Что же касается Алеси Николаевны, то ведение домашнего хозяйства было для нее тем же, что сыскарство для Прищепкина. То есть всем и даже чуточку большим, иными словами, смыслом жизни и религией. В этом плане она являла собой полный антипод прежней возлюбленной детектива Леночке Болтуть. Ведь Алеся Николаевна превратила в некий магический обряд даже такое простое, казалось бы, дело, как квашение капусты, успешность проведения которого не в последнюю очередь зависела от расположения звезд и фазы Луны. К шинковке можно подходить, только отрешившись от мирской суеты, наверно говорила она. Или, во всяком случае, могла так сказать — это ли важно? Во всяком случае, когда она брала в руки первый кочан, вид у нее был вполне жреческий, а глаза, словно у прокурора, строгими–строгими. Или внимательными–внимательными, будто у хирурга или художника.
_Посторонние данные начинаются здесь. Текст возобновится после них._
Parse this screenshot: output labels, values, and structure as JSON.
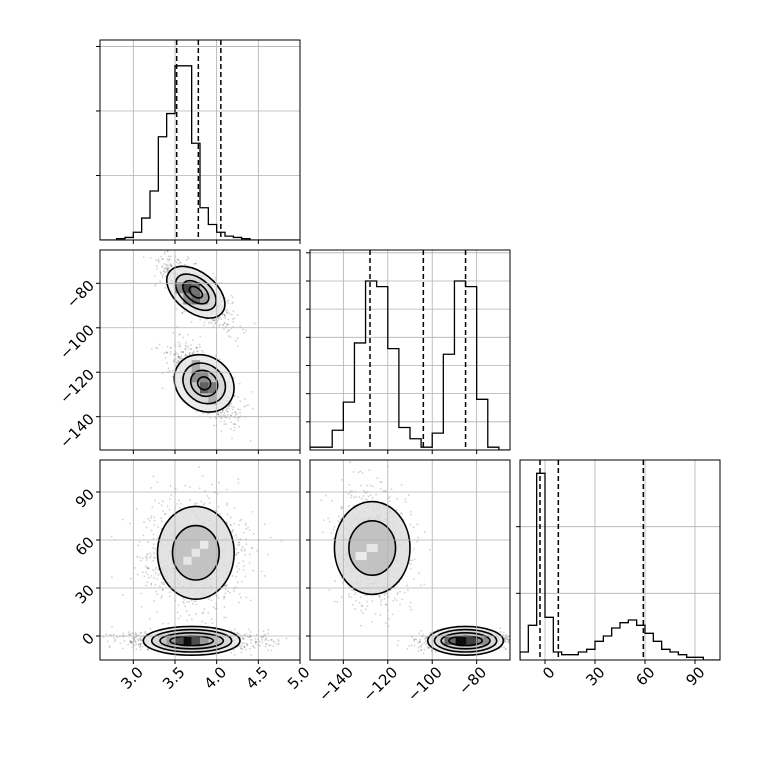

Кроме выдающихся хозяйственных качеств Алеся Николаевна обладала также и несомненными телесными достоинствами: рост гренадера, грудь, попа — все как у людей. То ли профессиональная близость к продуктам сказывалась, то ли, согласно теориям Луизы Хей и Левшинова, правильность мышления. И одевалась она очень прилично. Зимой в мутоновую шубу и каракулевую кубанку с вуалькой, летом в крепдешиновые платья практичных тонов с неким секретом: в радиусе пяти метров от шкафа, где они висели, почему–то вся моль передыхала. А между тем, хотите верьте, хотите — нет, нафталином Алеся Николаевна никогда не пользовалась.
Пол в квартире Алеси Николаевны мылся каждый день с шампунем и пятипроцентным раствором крымской лаванды. Он сверкал неземной чистотой, источал умиротворение и покой. С него можно было кушать, но для гостей у Алеси Николаевны был дулевский фарфоровый сервиз из двенадцати тарелок со всеми русскими царями, Бурбулисом и Русланом Имрановичем Хасбулатовым, а также супницы, сахарницы и белоснежного соусника. В зале был сделан декоративный мангал с настоящими вертелами для крупной дичи и подсветкой из польских филипсовских разноцветных лампочек. На книжной полке стояло изваяние Будды, которое Алеся Николаевна привезла из поездки по Средней Азии. Нет–нет, конечно, она была православной христианкой, и об этом свидетельствовали многочисленные красивые иконы, прекрасно сочетавшиеся с моющимися голландскими обоями.